- Born: Ashton-under-Lyne, England, United Kingdom
- Citizenship: British
- Education: Liverpool Institute for Performing Arts University of Huddersfield
- Occupations: Model; actress;
- Years active: 2022–present
- Notable work: Ogo Bideshini Abar Proloy Jazz City

= Alexandra Taylor (actress) =

British model and actress

Alexandra Taylor is a British model and actress who appears in Bengali films. She primarily works in the Tollywood film industry. She made her acting debut with the 2022 Bengali film Ogo Bideshini.
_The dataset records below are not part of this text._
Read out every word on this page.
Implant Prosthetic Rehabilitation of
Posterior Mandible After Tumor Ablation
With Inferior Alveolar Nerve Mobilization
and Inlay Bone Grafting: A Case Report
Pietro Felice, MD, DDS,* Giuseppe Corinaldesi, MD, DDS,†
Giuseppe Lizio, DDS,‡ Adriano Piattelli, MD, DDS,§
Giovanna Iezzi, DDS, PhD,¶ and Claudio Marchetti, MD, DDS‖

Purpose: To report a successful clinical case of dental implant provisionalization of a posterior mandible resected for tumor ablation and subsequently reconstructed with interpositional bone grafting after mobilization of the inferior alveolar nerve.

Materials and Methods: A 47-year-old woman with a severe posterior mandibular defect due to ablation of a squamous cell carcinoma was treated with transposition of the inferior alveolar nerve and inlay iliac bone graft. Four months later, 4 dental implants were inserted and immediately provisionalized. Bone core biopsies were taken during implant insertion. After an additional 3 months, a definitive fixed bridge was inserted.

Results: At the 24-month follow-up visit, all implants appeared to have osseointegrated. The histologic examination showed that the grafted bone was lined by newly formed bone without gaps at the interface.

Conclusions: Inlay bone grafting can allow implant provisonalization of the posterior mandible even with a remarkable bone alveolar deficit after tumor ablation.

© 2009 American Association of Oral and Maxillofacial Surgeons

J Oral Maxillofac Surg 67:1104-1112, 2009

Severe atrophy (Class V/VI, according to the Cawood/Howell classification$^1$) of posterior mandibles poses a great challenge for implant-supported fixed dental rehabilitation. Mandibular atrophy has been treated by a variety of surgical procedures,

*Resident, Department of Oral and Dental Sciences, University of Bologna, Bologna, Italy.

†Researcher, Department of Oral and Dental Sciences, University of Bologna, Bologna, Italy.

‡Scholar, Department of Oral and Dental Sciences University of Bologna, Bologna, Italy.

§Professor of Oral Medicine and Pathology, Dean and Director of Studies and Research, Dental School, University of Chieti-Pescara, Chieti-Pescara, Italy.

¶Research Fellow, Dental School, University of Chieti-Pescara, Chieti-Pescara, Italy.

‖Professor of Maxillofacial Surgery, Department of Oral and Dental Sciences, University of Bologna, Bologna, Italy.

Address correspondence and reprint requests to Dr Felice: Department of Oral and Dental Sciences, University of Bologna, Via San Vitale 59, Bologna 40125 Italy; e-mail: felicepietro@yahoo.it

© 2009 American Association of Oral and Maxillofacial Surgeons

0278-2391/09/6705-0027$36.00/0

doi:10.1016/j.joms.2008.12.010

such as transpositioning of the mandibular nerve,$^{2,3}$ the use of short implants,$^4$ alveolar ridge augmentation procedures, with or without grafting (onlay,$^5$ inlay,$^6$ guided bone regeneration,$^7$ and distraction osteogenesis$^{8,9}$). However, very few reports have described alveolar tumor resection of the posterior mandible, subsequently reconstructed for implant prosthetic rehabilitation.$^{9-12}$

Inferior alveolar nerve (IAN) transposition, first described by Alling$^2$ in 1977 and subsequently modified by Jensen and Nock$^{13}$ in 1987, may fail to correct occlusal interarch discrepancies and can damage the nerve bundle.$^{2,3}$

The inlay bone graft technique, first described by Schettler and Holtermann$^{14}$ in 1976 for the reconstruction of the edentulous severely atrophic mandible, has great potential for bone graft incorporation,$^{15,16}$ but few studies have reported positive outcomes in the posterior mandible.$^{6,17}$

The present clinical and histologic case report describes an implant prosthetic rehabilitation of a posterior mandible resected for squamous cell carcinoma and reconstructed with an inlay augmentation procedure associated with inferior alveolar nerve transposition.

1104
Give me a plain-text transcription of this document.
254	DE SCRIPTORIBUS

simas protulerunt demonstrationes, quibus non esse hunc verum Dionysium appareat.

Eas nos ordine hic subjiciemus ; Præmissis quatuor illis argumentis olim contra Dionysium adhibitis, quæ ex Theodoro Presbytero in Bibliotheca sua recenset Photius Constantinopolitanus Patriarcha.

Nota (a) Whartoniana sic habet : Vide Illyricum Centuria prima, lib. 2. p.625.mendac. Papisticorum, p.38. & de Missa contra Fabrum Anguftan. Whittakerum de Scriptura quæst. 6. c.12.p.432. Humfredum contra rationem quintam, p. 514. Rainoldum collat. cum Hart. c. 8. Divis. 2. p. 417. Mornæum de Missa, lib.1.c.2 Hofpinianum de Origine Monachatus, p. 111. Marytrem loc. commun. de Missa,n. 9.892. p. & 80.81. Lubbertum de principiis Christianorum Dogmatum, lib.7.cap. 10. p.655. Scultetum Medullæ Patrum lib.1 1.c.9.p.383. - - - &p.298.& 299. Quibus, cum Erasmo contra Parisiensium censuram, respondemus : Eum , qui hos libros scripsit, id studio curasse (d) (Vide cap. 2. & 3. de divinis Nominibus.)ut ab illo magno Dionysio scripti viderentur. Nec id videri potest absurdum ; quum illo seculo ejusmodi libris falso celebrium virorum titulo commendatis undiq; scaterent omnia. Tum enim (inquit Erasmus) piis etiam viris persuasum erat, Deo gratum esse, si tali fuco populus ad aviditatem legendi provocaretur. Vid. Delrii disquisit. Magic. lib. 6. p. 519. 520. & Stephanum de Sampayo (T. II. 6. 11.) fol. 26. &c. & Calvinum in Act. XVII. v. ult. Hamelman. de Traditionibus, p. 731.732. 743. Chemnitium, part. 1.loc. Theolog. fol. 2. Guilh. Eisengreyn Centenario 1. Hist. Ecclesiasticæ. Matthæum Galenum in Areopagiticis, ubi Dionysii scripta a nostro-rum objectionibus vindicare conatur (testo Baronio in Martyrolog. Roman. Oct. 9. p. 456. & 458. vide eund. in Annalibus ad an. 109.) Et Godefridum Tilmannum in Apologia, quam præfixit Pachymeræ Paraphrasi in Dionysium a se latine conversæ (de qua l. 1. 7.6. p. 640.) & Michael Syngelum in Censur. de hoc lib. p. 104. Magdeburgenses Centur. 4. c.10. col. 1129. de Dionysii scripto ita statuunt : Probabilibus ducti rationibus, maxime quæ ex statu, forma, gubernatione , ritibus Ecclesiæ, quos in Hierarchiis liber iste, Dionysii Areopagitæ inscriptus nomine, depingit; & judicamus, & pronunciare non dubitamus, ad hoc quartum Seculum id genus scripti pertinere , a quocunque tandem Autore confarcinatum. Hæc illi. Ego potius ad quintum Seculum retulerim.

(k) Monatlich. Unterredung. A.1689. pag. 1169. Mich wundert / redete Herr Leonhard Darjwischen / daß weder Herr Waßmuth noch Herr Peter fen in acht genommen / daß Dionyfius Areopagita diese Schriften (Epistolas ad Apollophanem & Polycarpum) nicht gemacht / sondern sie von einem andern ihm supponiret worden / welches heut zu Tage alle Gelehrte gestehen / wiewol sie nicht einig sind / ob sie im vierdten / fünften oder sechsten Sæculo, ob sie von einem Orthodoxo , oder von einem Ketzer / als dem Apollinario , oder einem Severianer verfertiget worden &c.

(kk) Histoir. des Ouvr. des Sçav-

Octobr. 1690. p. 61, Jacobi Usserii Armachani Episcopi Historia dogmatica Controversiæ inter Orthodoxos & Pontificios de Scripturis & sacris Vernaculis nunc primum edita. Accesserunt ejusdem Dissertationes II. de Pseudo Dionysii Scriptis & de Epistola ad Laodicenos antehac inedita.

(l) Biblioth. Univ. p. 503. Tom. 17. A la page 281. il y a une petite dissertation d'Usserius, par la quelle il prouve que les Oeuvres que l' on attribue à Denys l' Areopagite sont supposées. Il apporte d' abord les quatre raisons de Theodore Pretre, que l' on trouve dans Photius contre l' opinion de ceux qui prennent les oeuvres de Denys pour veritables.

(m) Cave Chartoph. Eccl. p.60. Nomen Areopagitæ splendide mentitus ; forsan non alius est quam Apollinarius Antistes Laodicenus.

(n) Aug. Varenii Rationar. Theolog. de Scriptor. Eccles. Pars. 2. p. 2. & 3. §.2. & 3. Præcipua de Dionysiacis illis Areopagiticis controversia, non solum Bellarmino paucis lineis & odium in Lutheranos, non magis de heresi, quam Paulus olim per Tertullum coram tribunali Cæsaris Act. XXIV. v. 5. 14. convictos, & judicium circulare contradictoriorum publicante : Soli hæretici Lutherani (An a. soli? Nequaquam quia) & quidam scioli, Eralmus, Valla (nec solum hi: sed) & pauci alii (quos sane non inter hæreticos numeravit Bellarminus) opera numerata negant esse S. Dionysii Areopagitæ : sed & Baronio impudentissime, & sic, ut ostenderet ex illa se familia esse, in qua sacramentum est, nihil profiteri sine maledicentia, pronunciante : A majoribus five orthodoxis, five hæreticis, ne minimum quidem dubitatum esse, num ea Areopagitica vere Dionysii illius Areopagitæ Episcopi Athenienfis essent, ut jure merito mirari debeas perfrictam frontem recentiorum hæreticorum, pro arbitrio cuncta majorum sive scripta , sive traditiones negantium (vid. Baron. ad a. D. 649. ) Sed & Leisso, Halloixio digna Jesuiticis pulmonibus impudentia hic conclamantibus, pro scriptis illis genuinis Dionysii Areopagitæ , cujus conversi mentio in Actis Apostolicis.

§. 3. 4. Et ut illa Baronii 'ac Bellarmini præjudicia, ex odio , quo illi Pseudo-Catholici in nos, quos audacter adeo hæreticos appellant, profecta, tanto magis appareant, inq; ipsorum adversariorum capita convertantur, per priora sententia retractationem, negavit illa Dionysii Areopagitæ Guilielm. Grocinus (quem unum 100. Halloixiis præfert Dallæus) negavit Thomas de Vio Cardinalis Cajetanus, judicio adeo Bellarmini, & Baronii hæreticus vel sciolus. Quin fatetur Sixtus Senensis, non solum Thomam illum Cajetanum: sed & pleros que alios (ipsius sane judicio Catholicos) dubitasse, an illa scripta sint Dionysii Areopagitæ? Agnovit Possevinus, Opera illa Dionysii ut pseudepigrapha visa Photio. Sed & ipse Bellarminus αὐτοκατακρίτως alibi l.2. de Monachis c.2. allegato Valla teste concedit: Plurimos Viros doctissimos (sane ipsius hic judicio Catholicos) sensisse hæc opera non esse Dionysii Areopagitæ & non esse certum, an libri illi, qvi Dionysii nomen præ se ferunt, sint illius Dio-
She is also known for her roles in Bagha Jatin, Babu Shona, Annapurna, and other films.

== Career ==
Taylor began her acting career with the 2022 Bengali film Ogo Bideshini, where she portrayed the character Suzanne. In 2023, she appeared in the film Bagha Jatin, playing Mrs. Kennedy. In the same year, she made her web series debut with Abar Proloy and United Kacche. In 2025, she appeared in the film Babu Shona as Lizel and in Annapurna as Nicole. In 2026, she appeared in the web series Jazz City, portraying the character Pamela.

== Filmography ==

| Year | Film | Role |
| 2022 | Ogo Bideshini | Suzzaine |
| 2023 | Bagha Jatin | Mrs. Kennedy |
| 2025 | Babu Shona | Lizel |
| Annapurna | Nicole |
| 2026 | Maya Satya Bhram |  |

=== Web series ===

| Year | Title | Role |
| 2023 | Abar Proloy | Britney |
| United Kacche | Christina |
| 2026 | Jazz City | Pamela |

=== Television ===

| Year | Show | Role | Ref. |
|---|---|---|---|
| 2026 | Bigg Boss Bangla season 3 | Contestant |  |

== Award and recognition ==
In 2021, Taylor participated in the Miss England beauty pageant, where she was awarded the title of Miss Tameside 2020/21 and finished in second place.